Monitor plant growth

Hello everyone,
I am currently working on a small project in which I visualise growth data of a plant. For the monitoring, I use various known sensors for condition monitoring. But so far I am missing the monitoring of the growth itself, i.e. the height and the volume of the plant. I had thought about possibly connecting an ESP32 cam and counting the green pixels there somehow via the IDE. But I'm not getting anywhere with that. Does anyone have any experience of how to monitor the growth itself?

OpenCV runs on the Raspberry Pi, but not on the ESP32.
There is a JavaScript version, but that runs in the browser, while looking at a picture from the ESP32: ESP32-CAM Web Server with OpenCV.js: Color Detection and Tracking | Random Nerd Tutorials.

There are robots with the ESP32-CAM, but they are connected to a smartphone or computer. The pattern recognition is not done on the ESP32.

There all kind of projects on a ESP32 for pattern recognition on the ESP32 itself. Perhaps the basic functions of this one can be used for a plant as well: GitHub - espressif/esp-who: Face detection and recognition framework.

What about a laser scanner ?
If the soil humidity stays the same, then the extra weight is from the plant above the soil. Perhaps the total weight is an indication of how big the plant is.
What if the base is suddenly tilted, then the little wind motion by the plant is an indication of its size.
Could you measure the capacitance of the plant to air ? That increases when its size increases.

A scan of the plant, using LIDAR could give a rough plant outline, especially if the LIDAR is moved around the plant.
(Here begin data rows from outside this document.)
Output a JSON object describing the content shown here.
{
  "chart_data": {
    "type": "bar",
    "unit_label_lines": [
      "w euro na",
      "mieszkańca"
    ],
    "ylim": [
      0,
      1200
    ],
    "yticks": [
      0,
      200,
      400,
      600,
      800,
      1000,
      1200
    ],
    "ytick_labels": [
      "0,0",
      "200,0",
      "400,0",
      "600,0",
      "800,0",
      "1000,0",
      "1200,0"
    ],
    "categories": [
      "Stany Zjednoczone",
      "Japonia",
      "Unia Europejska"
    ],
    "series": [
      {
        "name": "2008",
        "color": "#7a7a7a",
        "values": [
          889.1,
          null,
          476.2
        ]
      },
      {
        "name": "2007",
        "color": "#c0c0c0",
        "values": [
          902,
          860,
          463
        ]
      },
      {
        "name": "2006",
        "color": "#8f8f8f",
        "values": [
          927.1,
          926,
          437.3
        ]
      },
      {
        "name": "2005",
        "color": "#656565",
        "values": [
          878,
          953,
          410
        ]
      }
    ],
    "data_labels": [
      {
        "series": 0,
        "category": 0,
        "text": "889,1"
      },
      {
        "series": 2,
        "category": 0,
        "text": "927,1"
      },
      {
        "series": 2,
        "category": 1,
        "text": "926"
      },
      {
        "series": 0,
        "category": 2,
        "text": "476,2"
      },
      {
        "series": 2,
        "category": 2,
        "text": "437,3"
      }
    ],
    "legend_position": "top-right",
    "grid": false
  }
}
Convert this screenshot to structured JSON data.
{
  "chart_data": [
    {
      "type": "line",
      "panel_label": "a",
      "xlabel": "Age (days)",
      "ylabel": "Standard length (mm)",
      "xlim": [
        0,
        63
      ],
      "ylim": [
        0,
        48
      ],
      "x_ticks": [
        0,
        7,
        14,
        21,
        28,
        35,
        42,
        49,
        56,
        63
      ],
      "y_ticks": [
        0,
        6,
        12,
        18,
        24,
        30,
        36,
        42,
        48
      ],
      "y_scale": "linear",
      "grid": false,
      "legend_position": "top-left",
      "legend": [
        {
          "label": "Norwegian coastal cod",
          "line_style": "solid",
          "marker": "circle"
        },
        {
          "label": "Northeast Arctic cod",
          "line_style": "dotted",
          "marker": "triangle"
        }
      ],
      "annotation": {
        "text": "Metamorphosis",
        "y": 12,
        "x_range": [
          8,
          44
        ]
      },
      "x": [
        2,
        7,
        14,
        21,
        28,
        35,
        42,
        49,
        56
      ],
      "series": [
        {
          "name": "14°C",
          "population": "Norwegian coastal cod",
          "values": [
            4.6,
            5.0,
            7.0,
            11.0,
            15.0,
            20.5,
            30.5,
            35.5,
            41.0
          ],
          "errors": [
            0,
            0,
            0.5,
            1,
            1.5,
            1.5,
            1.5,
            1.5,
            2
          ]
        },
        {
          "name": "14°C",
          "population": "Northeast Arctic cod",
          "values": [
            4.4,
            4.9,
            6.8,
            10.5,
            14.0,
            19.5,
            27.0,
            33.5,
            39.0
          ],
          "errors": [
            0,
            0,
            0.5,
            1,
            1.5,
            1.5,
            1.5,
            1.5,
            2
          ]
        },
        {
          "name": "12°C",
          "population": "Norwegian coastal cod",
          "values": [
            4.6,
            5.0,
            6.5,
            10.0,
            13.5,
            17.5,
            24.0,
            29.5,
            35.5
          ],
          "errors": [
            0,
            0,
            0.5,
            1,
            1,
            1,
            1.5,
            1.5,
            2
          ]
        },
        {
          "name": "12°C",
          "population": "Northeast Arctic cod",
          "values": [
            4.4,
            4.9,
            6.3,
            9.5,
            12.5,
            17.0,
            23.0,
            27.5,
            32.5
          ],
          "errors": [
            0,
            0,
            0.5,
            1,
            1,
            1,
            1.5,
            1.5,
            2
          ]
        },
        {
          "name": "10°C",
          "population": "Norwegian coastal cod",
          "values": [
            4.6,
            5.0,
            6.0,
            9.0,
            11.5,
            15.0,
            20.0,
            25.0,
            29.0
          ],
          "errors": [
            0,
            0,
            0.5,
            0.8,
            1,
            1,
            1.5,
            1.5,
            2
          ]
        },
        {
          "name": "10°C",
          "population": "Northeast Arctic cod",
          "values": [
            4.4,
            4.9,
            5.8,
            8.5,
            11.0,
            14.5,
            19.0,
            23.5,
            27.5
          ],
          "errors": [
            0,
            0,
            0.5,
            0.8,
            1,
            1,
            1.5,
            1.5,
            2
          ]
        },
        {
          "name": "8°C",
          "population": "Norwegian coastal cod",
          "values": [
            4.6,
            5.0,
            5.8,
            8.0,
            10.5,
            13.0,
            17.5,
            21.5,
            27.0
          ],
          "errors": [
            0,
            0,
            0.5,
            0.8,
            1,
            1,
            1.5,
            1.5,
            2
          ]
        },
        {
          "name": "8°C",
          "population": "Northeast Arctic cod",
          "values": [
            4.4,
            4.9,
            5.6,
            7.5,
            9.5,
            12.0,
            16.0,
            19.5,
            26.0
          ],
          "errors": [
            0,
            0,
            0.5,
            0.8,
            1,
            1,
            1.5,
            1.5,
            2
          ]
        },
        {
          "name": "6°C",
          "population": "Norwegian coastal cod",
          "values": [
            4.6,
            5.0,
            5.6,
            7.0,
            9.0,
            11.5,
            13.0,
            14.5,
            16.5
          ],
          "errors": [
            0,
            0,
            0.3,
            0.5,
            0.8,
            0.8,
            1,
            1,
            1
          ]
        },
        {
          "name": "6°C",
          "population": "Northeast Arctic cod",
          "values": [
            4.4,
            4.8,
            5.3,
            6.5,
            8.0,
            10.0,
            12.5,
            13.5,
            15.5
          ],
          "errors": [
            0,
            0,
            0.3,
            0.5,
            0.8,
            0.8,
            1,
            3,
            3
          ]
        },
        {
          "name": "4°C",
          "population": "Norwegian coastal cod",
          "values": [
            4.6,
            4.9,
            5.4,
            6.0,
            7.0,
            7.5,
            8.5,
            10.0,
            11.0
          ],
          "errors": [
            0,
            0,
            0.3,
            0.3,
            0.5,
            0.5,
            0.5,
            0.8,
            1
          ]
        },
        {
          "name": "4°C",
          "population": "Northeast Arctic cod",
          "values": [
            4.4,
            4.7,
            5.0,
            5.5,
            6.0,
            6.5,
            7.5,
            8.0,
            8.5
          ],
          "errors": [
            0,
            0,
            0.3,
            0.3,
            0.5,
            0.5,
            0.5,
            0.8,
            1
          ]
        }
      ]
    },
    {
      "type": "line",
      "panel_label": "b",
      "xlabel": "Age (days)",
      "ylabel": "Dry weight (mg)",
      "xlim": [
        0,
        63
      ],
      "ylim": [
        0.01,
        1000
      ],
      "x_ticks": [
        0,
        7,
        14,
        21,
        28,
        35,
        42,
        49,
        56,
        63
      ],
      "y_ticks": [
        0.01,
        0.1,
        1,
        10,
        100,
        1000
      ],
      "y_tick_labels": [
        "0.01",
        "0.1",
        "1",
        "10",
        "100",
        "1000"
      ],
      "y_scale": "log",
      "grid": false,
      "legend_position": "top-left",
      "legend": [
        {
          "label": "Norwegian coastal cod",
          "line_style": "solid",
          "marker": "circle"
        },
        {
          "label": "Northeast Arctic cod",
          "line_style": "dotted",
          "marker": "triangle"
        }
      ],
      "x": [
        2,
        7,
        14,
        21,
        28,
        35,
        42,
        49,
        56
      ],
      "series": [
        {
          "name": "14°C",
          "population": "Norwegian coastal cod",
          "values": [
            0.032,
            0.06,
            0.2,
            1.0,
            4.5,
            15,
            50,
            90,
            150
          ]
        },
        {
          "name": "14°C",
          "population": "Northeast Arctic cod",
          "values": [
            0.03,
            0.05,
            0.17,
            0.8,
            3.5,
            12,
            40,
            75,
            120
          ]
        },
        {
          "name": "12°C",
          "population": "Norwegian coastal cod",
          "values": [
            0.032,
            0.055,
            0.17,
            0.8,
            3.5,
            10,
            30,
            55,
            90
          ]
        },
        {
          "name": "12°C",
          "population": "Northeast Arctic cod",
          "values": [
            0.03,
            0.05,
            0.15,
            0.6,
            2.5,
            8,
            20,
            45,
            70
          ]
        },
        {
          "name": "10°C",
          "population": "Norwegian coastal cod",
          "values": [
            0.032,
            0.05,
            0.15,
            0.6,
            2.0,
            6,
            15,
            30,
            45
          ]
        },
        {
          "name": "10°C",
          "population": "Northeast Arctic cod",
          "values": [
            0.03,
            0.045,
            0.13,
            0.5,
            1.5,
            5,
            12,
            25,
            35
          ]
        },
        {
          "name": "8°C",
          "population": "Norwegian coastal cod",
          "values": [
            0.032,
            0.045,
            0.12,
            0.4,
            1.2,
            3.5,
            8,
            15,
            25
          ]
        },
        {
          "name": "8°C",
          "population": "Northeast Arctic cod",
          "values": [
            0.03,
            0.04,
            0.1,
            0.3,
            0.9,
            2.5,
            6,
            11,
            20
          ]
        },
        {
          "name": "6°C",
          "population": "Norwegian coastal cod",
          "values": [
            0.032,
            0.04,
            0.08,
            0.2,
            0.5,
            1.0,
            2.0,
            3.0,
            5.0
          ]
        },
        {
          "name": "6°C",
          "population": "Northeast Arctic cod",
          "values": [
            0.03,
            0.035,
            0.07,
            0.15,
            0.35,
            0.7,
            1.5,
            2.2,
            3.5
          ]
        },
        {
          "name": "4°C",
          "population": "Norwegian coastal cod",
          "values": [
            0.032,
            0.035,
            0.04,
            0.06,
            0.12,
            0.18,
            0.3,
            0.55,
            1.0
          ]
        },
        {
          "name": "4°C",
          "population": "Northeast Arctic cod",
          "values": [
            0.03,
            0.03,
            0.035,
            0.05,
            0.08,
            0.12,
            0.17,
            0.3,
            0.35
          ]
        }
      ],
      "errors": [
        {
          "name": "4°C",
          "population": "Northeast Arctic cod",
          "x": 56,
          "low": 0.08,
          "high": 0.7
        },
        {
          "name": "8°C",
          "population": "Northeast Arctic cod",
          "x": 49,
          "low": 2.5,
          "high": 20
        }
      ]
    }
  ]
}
Once the initial scan is made, and area data has been, calculated the scan can be stored and when time of the next scan comes both scans can be compared for differences, and those differences would represent a change.

If the stem of the plant is growing longer, and the plant is fairly substantial, you could hack a cheap digital Vernier (there are examples of hacking one on the 'net) and clamp it to the stem.

Thank you for your helpful answers! I will now first record the growth height via an ultrasound sensor. Then I will integrate the ESP32 Cam and try to send photos to my Raspberry PI using Node Red and save them there.

If you are saving photos somewhere, you might as well process them on a PC. There is lots of public domain software that could be used for analysis, ImageJ, for example.

A search for "imagej plant growth" demonstrates that many people use it to quantify plant growth.

Here is one how-to guide: Simple Imaging Techniques for Plant Growth Assessment

If you doing a RPi4, then that's where the camera should be connected to.

A RPi doing animal detection GitHub - EdjeElectronics/TensorFlow-Lite-Object-Detection-on-Android-and-Raspberry-Pi: A tutorial showing how to train, convert, and run TensorFlow Lite object detection models on Android devices, the Raspberry Pi, and more!